İşçi alacakları, 4857 sayılı İş Kanunu düzenlenmiş olup işbu kanun, işverenler ile bir iş sözleşmesine dayanarak çalıştırılan işçilerin çalışma şartları ve çalışma ortamına ilişkin hak ve sorumluluklarını korumayı amaçlamaktadır.
Kanunda düzenlediği üzere işçilerin vermiş oldukları hizmetin karşılığı olarak birçok yasal hakları vardır. Bunların bazıları feshe bağlı olmadan iş sözleşmesinin devam etmesiyle muaccel hale gelecek alacakları (Ücret, fazla mesai ücreti, ubgt ücret alacağı, hafta tatili ücret alacağı vs.), bazıları ise kanunun öngördüğü şartlarla beraber iş akdinin feshi ile muaccel hale gelecek alacaklardı.(Kıdem tazminatı, ihbar tazminatı, yıllık izin ücreti alacağı, kötü niyet tazminatı vs.)

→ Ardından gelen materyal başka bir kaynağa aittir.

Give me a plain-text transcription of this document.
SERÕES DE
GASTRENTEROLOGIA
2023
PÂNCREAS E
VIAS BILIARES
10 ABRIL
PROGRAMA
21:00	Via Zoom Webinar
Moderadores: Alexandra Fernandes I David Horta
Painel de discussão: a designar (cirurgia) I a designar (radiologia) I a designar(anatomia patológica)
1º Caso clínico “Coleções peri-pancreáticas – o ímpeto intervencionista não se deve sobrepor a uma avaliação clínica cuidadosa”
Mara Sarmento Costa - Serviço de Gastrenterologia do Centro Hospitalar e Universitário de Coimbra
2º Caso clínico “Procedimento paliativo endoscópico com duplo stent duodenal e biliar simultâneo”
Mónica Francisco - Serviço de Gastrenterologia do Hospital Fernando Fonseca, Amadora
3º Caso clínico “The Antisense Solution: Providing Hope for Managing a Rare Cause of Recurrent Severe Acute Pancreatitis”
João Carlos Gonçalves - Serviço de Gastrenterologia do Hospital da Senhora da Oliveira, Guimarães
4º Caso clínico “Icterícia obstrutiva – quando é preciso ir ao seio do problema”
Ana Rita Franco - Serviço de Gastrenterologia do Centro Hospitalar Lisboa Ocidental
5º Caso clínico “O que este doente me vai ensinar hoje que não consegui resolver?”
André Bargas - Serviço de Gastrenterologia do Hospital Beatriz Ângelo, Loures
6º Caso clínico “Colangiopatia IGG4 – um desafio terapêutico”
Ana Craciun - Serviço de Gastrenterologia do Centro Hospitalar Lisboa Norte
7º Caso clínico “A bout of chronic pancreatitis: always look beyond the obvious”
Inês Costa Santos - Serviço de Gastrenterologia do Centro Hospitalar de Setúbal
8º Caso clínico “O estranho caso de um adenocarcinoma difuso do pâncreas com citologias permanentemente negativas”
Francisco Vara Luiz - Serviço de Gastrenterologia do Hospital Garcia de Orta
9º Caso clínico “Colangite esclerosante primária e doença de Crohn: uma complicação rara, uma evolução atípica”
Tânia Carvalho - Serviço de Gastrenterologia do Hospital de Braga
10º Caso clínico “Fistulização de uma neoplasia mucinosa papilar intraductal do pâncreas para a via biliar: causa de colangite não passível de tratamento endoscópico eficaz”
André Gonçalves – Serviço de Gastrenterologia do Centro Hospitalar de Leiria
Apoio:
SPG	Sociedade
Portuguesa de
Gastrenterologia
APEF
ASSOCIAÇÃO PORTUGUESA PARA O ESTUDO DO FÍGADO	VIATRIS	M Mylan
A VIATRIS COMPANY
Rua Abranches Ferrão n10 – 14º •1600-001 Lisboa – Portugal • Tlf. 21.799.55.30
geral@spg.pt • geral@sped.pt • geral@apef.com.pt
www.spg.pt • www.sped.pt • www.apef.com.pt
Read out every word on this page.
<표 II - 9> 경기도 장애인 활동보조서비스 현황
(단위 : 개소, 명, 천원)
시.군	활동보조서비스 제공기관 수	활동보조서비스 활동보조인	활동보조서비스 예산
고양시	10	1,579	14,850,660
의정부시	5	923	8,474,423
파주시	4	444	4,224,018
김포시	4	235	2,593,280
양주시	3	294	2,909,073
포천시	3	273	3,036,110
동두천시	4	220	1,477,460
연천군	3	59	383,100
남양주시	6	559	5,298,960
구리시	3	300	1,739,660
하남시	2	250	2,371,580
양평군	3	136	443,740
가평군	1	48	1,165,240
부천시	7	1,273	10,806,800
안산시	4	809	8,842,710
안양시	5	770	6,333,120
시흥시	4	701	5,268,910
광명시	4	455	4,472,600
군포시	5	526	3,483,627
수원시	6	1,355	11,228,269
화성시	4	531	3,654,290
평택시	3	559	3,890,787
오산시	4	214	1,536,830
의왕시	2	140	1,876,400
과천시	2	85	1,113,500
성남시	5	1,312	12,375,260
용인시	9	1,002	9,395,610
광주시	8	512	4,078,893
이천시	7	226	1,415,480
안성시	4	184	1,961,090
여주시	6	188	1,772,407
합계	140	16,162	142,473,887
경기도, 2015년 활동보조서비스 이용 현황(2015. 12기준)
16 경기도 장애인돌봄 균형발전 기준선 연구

Bu yazımızda özellikle uygulamada en çok karşılaşılan kıdem tazminatı konusundan başlayarak makalemize devam edelim.
FESHE BAĞLI İŞÇİ ALACAKLARI
Kıdem Tazminatı
Kıdem tazminatına hak kazanabilmek için kanunun öngördüğü şartların oluşması halinde işçi tarafından haklı nedenle iş akdinin fesih edilmesi durumunda ortaya çıkar. Söz konusu tazminat işçinin almış olduğu otuz günlük ücret (giydirilmiş brüt ücret) dikkate alınarak hesaplanmaktadır.
Kıdem tazminatı için bir yıllık kıdemin dolması gerekmektedir. İşçinin kıdemi, İşveren tarafından bir veya birden defa işten çıkartılıp tekrar işe alınmaları dikkate alınmayıp aynı işverene ait işyerinde ve işyerlerinde ne kadar zaman çalışıldığı dikkate alınmaktadır.
İşçinin haklı nedenle iş akdini fesih etme hakkı İş Kanunu’nun 24. maddesinde düzenlenmiş olup, bu haller;
- Sağlık sebepleri:
- İş sözleşmesinin konusu olan işin yapılması işin niteliğinden doğan bir sebeple işçinin sağlığı veya yaşayışı için tehlikeli olursa.
- İşçinin sürekli olarak yakından ve doğrudan buluşup görüştüğü işveren yahut başka bir işçi bulaşıcı veya işçinin işi ile bağdaşmayan bir hastalığa tutulursa.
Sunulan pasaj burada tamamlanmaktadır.